I can't joke with her about things like I did before. I can't stand to hear her say anything about a cute boy, I can't even begin to think about having sex with my own husband.
I have never ever hurt like this. I have been through a lot in my life, but for me to know the pain my daughter is in, and the pain she will continue to be in as she processes this more and more is killing me.
Please, pray for my family, for my daughter especially.
Several years ago (6) I was married to a man who molested my child. She was 11 at the time. We convicted him but he was only sentenced to probation, no jail time. This led to years of therapy for my kids and myself. I felt I failed her.
Now, 3 days ago, I am reading that child's text messages on her phone. I do this a lot to keep them safe. The kids know I do it. Well, I discovered my child who has always had such strong faith, such a strong desire to stay a virgin until marriage (aside from the molestation) has given that up. She went out with a boy and he pressured her. She gave in. She tried to claim she wanted it at first so that she could say she did not lose her virginity to the man who molested her. NOw she has admitted this boy pressured her and she did not have the courage to say no, she said nothing at all.
She and my husband(the only daddy she has ever known) have been going driving and talking for hours for the last 2 nights. She has admitted she did not want it but was afraid to say anything as this boy is the same size and even has the same name as the man who molested her years ago.
My heart is broken. Then because of all this she is having nightmares about the man who molested her. She has now said she thinks the man who molested her may have raped her but she does not know because she closed her eyes so tight all she could see was white. She has also told her dad that the reason she told about the molestation is because after the last time the man touched her he reached over to her little sister who was only 3 or 4 at the time and started rubbing her little sister's back which is how he began with her.
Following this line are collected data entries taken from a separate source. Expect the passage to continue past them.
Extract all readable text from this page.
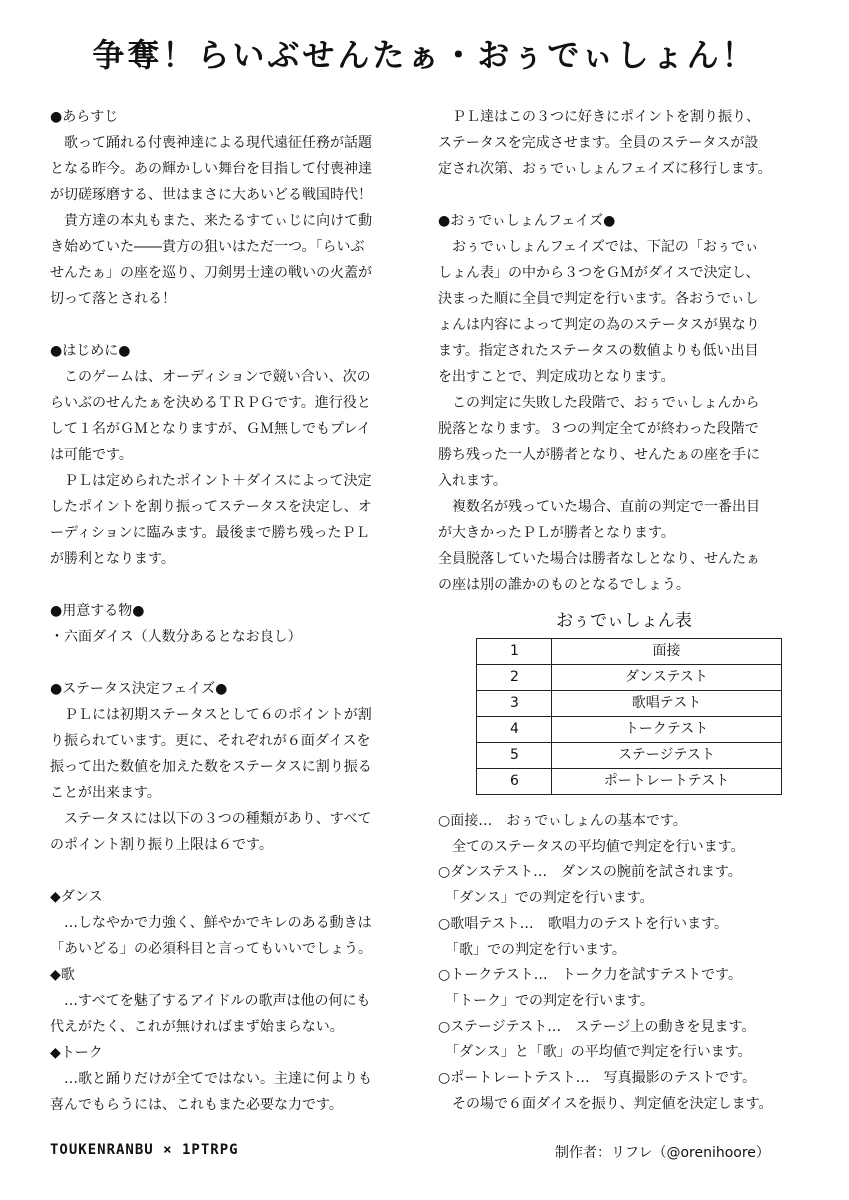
争奪！らいぶせんたぁ・おぅでぃしょん！

●あらすじ

　歌って踊れる付喪神達による現代遠征任務が話題
となる昨今。あの輝かしい舞台を目指して付喪神達
が切磋琢磨する、世はまさに大あいどる戦国時代！
　貴方達の本丸もまた、来たるすてぃじに向けて動
き始めていた――貴方の狙いはただ一つ。「らいぶ
せんたぁ」の座を巡り、刀剣男士達の戦いの火蓋が
切って落とされる！

●はじめに●

　このゲームは、オーディションで競い合い、次の
らいぶのせんたぁを決めるＴＲＰＧです。進行役と
して１名がＧＭとなりますが、ＧＭ無しでもプレイ
は可能です。
　ＰＬは定められたポイント＋ダイスによって決定
したポイントを割り振ってステータスを決定し、オ
ーディションに臨みます。最後まで勝ち残ったＰＬ
が勝利となります。

●用意する物●

・六面ダイス（人数分あるとなお良し）

●ステータス決定フェイズ●

　ＰＬには初期ステータスとして６のポイントが割
り振られています。更に、それぞれが６面ダイスを
振って出た数値を加えた数をステータスに割り振る
ことが出来ます。
　ステータスには以下の３つの種類があり、すべて
のポイント割り振り上限は６です。

◆ダンス

　…しなやかで力強く、鮮やかでキレのある動きは
「あいどる」の必須科目と言ってもいいでしょう。

◆歌

　…すべてを魅了するアイドルの歌声は他の何にも
代えがたく、これが無ければまず始まらない。

◆トーク

　…歌と踊りだけが全てではない。主達に何よりも
喜んでもらうには、これもまた必要な力です。

　ＰＬ達はこの３つに好きにポイントを割り振り、
ステータスを完成させます。全員のステータスが設
定され次第、おぅでぃしょんフェイズに移行します。

●おぅでぃしょんフェイズ●

　おぅでぃしょんフェイズでは、下記の「おぅでぃ
しょん表」の中から３つをＧＭがダイスで決定し、
決まった順に全員で判定を行います。各おうでぃし
ょんは内容によって判定の為のステータスが異なり
ます。指定されたステータスの数値よりも低い出目
を出すことで、判定成功となります。
　この判定に失敗した段階で、おぅでぃしょんから
脱落となります。３つの判定全てが終わった段階で
勝ち残った一人が勝者となり、せんたぁの座を手に
入れます。
　複数名が残っていた場合、直前の判定で一番出目
が大きかったＰＬが勝者となります。
全員脱落していた場合は勝者なしとなり、せんたぁ
の座は別の誰かのものとなるでしょう。

おぅでぃしょん表
1	面接
2	ダンステスト
3	歌唱テスト
4	トークテスト
5	ステージテスト
6	ポートレートテスト

○面接…　おぅでぃしょんの基本です。
　全てのステータスの平均値で判定を行います。

○ダンステスト…　ダンスの腕前を試されます。
　「ダンス」での判定を行います。

○歌唱テスト…　歌唱力のテストを行います。
　「歌」での判定を行います。

○トークテスト…　トーク力を試すテストです。
　「トーク」での判定を行います。

○ステージテスト…　ステージ上の動きを見ます。
　「ダンス」と「歌」の平均値で判定を行います。

○ポートレートテスト…　写真撮影のテストです。
　その場で６面ダイスを振り、判定値を決定します。

TOUKENRANBU × 1PTRPG	制作者：リフレ（@orenihoore）
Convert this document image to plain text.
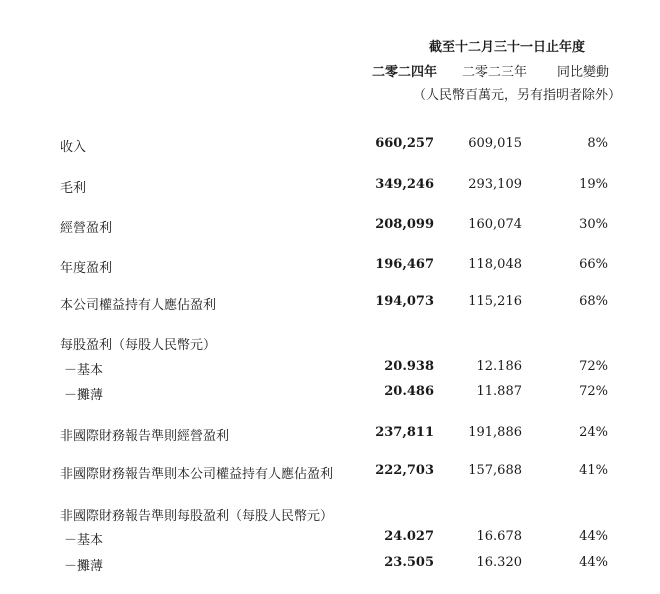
截至十二月三十一日止年度
二零二四年 二零二三年 同比變動
（人民幣百萬元，另有指明者除外）
收入	660,257	609,015	8%
毛利	349,246	293,109	19%
經營盈利	208,099	160,074	30%
年度盈利	196,467	118,048	66%
本公司權益持有人應佔盈利	194,073	115,216	68%
每股盈利（每股人民幣元）
－基本	20.938	12.186	72%
－攤薄	20.486	11.887	72%
非國際財務報告準則經營盈利	237,811	191,886	24%
非國際財務報告準則本公司權益持有人應佔盈利	222,703	157,688	41%
非國際財務報告準則每股盈利（每股人民幣元）
－基本	24.027	16.678	44%
－攤薄	23.505	16.320	44%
Now, let me add this convicted of two felonies is going to be off of his lousy 5 year probation this summer. We also are about to have to go to court as the daughter will be 18 this summer and has to get her own restraining order at that point the one I have will not work for her after she is 18.
I have not even allowed myself to deal with any emotion of this other than anger at this point. I am very sick right now with bronchitis or pneumonia and I have asthma so I know allowing myself to cry will make me sicker, so I am blocking it right now. My husband has cried for days. He cannot sleep when it is dark, only once the sun is up.
We have found out that she and the boy got into a fight screaming at one another and then she asked to come home and then said wait lets try to talk about this, so he drove to a construction area of a parking lot that is maybe 200 yards from my HOME and forced this upon her.
I feel I have failed my daughter. I wanted her first time to be with someone who loved her. Someone who would be gentle with her and understand her history. I wanted her to know and see that sex is a wonderful thing God gave humans who love one another as a way to express that love. But for her its not.
I can't joke with her about things like I did before. I can't stand to hear her say anything about a cute boy, I can't even begin to think about having sex with my own husband.
I have never ever hurt like this. I have been through a lot in my life, but for me to know the pain my daughter is in, and the pain she will continue to be in as she processes this more and more is killing me.
Please, pray for my family, for my daughter especially.